日本人側は事実に基づいて話していて同じ魔素生命に繋がっていれば嘘を話していないことは誰にでもわかるし、本人も魔素生命の情報を調べれば分かるから自らの無知を認めるしかない。
それでも言い張るようならやはり相手にされなくなるから……人から直接情報を探るのは困難だ。
日本では未だにインターネットが解放されているので魔法について検索するとある大学の名前が近年頻繁に現れるようになっていた。
中国が内戦状態になる前即ちスパイ網が壊滅する前であればもっと早くに掴んでいたであろう情報だ。
探りを入れ始めた頃にアメリカの研究者が魔法で核爆発を起こして死亡し、次いでこの大学の学生が魔法による一時的な核物質の無害化の方法を公表した。
調査を本格化したが魔法による核爆発が起きて以降は大学の警備状況が一変していて潜入ができないため調査活動は進まない。
学生は気付いていないようだが学生に部外者が近づくと何処からともなく公安らしき人間が出てきて尋問している。
大使館の人間として正式に探りを入れようとしても大学長どまりで魔法に関する事は一言も漏らさない。
分かったのは魔法学部を設立する予定であることだけだ、そんなことはHPを見れば分かる。
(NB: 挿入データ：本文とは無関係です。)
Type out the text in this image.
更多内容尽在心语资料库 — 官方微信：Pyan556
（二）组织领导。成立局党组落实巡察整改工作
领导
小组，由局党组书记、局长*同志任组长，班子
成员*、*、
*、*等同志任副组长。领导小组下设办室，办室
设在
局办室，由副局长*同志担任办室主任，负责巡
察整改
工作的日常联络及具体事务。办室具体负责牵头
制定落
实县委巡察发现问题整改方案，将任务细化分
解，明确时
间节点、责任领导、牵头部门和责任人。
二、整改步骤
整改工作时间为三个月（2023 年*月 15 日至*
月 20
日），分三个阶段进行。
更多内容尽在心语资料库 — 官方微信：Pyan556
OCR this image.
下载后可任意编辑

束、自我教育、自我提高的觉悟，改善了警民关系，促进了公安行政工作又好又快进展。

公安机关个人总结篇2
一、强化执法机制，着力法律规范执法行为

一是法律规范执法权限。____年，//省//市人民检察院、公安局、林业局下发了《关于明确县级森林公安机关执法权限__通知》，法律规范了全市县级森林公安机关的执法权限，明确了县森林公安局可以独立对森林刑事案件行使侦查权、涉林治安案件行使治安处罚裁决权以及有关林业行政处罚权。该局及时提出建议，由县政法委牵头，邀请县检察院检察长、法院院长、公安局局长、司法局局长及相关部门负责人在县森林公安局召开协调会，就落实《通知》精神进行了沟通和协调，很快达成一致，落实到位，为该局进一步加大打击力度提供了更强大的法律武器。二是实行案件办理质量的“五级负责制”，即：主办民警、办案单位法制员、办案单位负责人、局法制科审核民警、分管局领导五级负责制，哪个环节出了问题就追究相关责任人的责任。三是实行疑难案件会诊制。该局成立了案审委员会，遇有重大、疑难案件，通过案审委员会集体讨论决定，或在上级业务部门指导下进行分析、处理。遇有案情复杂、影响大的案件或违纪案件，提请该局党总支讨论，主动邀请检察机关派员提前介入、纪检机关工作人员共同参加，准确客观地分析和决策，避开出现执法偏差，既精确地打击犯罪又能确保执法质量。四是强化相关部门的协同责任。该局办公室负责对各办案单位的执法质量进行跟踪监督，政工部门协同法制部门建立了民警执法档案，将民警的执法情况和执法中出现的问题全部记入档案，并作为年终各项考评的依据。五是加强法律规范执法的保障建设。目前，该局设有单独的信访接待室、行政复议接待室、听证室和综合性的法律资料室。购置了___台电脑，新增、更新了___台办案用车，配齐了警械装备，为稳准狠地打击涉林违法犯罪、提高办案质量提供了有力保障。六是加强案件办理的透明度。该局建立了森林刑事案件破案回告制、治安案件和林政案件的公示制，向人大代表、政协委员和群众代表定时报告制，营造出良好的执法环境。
何を遣っているか探りを入れても何も得るものはなかった。
今の状況では大学に直接乗り込んでも警備が厳しく得るものも少ないため、怪しまれない様に大学外で大学生に1年近く少しづつ探りを入れて、公表されている事と照らし合わせた結果、神尾 修と言う名の大学生が浮かび上がった。
彼は飛ぶ魔法を最初に実用化した研究Gの一員で個人的な実績として表面に出ているのは飛ぶ魔法に関する事だけだ。
飛ぶ魔法は日本では新しい遊びとして認知され始めてはいるが人類が飛ぶ手段を既に持っているためか魔法の発明者は世間的にはそれ程注目されてはいない、長時間は飛べないから遊具とか踊りの技術等で利用されているだけだ。
勿論、軍事的にはかなり有用なので軍関係者には注目されている。
もしこれが中国であれば飛ぶ魔法は公表されることなく、彼はどこかの施設で強制的に働く事になっていたであろう。
彼の父親は培養肉量産技術の開発に成功した企業の幹部の一人である。
そして魔法による一時的な核物質の無害化の方法を公表した小城 勇一は飛ぶ魔法を最初に実用化した研究Gの一員だ。
そして最近日本で公表された画期的な体質改善の魔法である整形質魔法にも彼は関わっているらしい。
この魔法は祖国では魔素生命の情報から解析できていない魔法の一つだ。
これらは偶然ではありえない、少なくとも彼の周りに魔法に関する重要な情報源があるはずだ。
祖国のためには神尾 修を殺してでもこの情報源を突き止めねばならない。
彼は神尾 修の拉致を実行しようとして逆に日本側に拉致されて薬で眠らされ続けた。
彼の部下である拉致の未遂犯数名も同じ様に日本側に拉致されて薬で眠らされ続けた。
殺すと魔素生命経由で情報が漏れて厄介なことになるからだ。
結局、中華人民共和国が崩壊するまでの1年以上の間、彼らが起こされることは無かった。
彼が目覚めて5年後の真世歴10年、彼の望み通り彼は部下とともにシナ大陸に放逐された。
彼には妻子が有って魔素生命では情報が得られないため彼の妻子が生きていることは確実だ。
後日、彼は旧満州地区に有る独立勢力の幹部となっている事が確認された。